Short communications
- Francisco Javier Calderón Moreno (Universidad de Sevilla, Spain)
Integrable logarithmic connections over the cusp
ABSTRACT: In this talk, I will expose a joint work with Luis Narváez.
Let $X$ be a $n$-dimensional complex analytic manifold, $D \subset X$ a divisor, $\mathcal{E}$ an integrable logarithmic connection with respect to $D$ and $\mathcal{L}$ the local system of the horizontal sections of $\mathcal{E}$ on $U = X \setminus D$.
We will show the progress we have achieved to obtain a classification of the integrable logarithmic connections $\mathcal{E}$ when $D$ is the cusp. This classification can be used to study properties of $\mathcal{E}$, as the irreducibility of $\mathcal{D} \otimes \mathcal{E}$ as $\mathcal{D}$-module, and so we can study the properties of the local system $\mathcal{L}$.
- María Cruz Fernández Fernández (Universidad de Sevilla, Spain)

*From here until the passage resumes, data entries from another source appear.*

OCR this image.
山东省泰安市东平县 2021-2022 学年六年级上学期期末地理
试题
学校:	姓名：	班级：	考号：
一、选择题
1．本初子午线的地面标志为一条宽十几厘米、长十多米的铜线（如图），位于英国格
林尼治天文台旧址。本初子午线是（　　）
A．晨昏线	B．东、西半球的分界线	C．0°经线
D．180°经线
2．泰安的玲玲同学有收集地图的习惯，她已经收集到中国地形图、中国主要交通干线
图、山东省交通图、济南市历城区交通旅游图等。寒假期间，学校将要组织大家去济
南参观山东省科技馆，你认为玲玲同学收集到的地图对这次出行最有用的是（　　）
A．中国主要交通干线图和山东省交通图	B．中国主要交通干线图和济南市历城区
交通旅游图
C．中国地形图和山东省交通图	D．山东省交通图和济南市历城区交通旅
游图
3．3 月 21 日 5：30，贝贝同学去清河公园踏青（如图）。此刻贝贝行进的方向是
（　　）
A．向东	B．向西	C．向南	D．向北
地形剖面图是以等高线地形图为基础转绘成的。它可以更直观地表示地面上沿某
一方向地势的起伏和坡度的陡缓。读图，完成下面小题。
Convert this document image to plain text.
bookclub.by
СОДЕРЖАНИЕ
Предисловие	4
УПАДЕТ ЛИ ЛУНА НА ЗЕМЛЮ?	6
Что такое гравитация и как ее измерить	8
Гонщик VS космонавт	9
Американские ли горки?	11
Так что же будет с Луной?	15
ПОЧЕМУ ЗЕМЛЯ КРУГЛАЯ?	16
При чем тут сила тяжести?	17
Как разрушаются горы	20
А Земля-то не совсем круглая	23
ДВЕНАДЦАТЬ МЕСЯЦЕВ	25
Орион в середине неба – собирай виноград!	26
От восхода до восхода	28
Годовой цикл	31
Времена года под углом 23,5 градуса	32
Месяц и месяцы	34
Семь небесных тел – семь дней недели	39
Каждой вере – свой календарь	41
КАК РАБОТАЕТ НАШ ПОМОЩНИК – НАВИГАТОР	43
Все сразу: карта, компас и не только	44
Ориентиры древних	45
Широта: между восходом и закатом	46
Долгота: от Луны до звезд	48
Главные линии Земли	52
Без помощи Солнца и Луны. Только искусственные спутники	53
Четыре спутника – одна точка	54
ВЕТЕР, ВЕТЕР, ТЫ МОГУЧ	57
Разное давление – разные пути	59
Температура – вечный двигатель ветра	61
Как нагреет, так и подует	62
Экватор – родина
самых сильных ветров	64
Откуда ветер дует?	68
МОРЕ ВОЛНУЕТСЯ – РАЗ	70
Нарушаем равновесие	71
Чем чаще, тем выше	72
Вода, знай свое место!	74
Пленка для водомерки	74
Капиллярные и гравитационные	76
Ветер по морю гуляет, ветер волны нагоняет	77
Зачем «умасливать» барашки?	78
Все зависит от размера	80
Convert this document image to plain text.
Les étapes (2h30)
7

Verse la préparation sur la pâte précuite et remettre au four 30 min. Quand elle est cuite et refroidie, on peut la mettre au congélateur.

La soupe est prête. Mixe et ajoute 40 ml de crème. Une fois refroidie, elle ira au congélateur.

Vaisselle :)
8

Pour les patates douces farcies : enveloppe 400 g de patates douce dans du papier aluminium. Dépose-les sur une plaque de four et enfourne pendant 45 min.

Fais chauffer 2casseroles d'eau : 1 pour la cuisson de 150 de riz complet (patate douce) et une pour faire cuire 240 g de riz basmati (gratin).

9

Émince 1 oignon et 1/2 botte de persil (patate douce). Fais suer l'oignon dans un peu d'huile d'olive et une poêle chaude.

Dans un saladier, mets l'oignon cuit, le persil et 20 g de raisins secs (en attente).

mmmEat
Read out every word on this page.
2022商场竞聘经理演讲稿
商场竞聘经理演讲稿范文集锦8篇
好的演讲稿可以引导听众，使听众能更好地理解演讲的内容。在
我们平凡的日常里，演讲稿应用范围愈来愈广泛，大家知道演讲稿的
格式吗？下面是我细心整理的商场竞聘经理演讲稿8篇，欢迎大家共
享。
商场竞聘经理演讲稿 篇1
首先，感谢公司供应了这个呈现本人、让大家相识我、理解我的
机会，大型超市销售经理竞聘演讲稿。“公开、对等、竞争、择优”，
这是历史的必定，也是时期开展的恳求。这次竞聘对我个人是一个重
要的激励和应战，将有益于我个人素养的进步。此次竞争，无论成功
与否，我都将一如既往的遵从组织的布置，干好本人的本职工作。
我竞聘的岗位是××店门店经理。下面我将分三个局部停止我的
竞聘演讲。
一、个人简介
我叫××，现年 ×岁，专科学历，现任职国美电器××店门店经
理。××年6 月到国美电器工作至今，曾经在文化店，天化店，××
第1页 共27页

Asymptotic behavior of hypergeometric functions along toric curves
ABSTRACT: This is joint work with F. Castro, N. Takayama and T. Koike. A modified A-hypergeometric system is a system of linear partial differential equations in the complex variables $x_1, \dots, x_n, t$ for the function $f(t^{w_1} x_1, \dots, t^{w_n} x_n)$ where $f(y_1, \dots, y_n)$ is a holomorphic solution of an A-hypergeometric system (or GKZ-system) and $w \in \mathbb{Z}^n$ is called the weight vector. We study the irregularity of modified systems by adapting to this case the notion of umbrella introduced by M. Schulze and U. Walther. Especially, we study slopes and Gevrey series solutions. We develop some applications of this study. First, we give Laplace integral representations of divergent series solutions of the modified system under some conditions on the weight vector and then we give an analytic meaning to the Gevrey series solutions of the original A-hypergeometric system along coordinate varieties. More precisely, we obtain that they are asymptotic expansions of hypergeometric functions along toric curves.
- Jorge Mozo Fernández (Universidad de Valladolid, Spain)
Asymptotics with respect to an analytic germ, and Ramis-Sibuya Theorem
ABSTRACT: The notion of monomial asymptotics, which has been developed by M. Canalis-Durand, J. Mozo and R. Schäfke in order to treat asymptotics of solutions of singularly perturbed differential equations, is extended in this work to a more general notion of asymptotics with respect to a germ of analytic function, in any number of variables. One of the main tools used is monomialization theorem, which is a consequence of the reduction of singularities for analytic germs of hypersurfaces. This result is also used in order to extend Ramis-Sibuya Theorems to this context. It is a joint work with R. Schäfke (Strasbourg University).
- Jean-Baptiste Teyssier (École Polytechnique, Palaiseau, France)
A differential module analogue of a construction of Abbes and Saito
ABSTRACT: By using a blow-up construction, the nearby-cycle functor and $\ell$-adic Fourier transform, Abbes and Saito are able to define a geometric measure of wild ramification of $\ell$-adic sheaves on the generic point of any complete discrete valuation ring of equal characteristic $p \ne \ell$ with perfect residue field. After a brief recall of their construction, we will show how it can be adapted to differential modules over the field of Laurent series in one variable with complex coefficients. For such a differential module $\mathcal{M}$, we will present a formula relating Abbes and Saito's construction to the differential forms occurring in the Levelt-Turrittin decomposition of $\mathcal{M}$.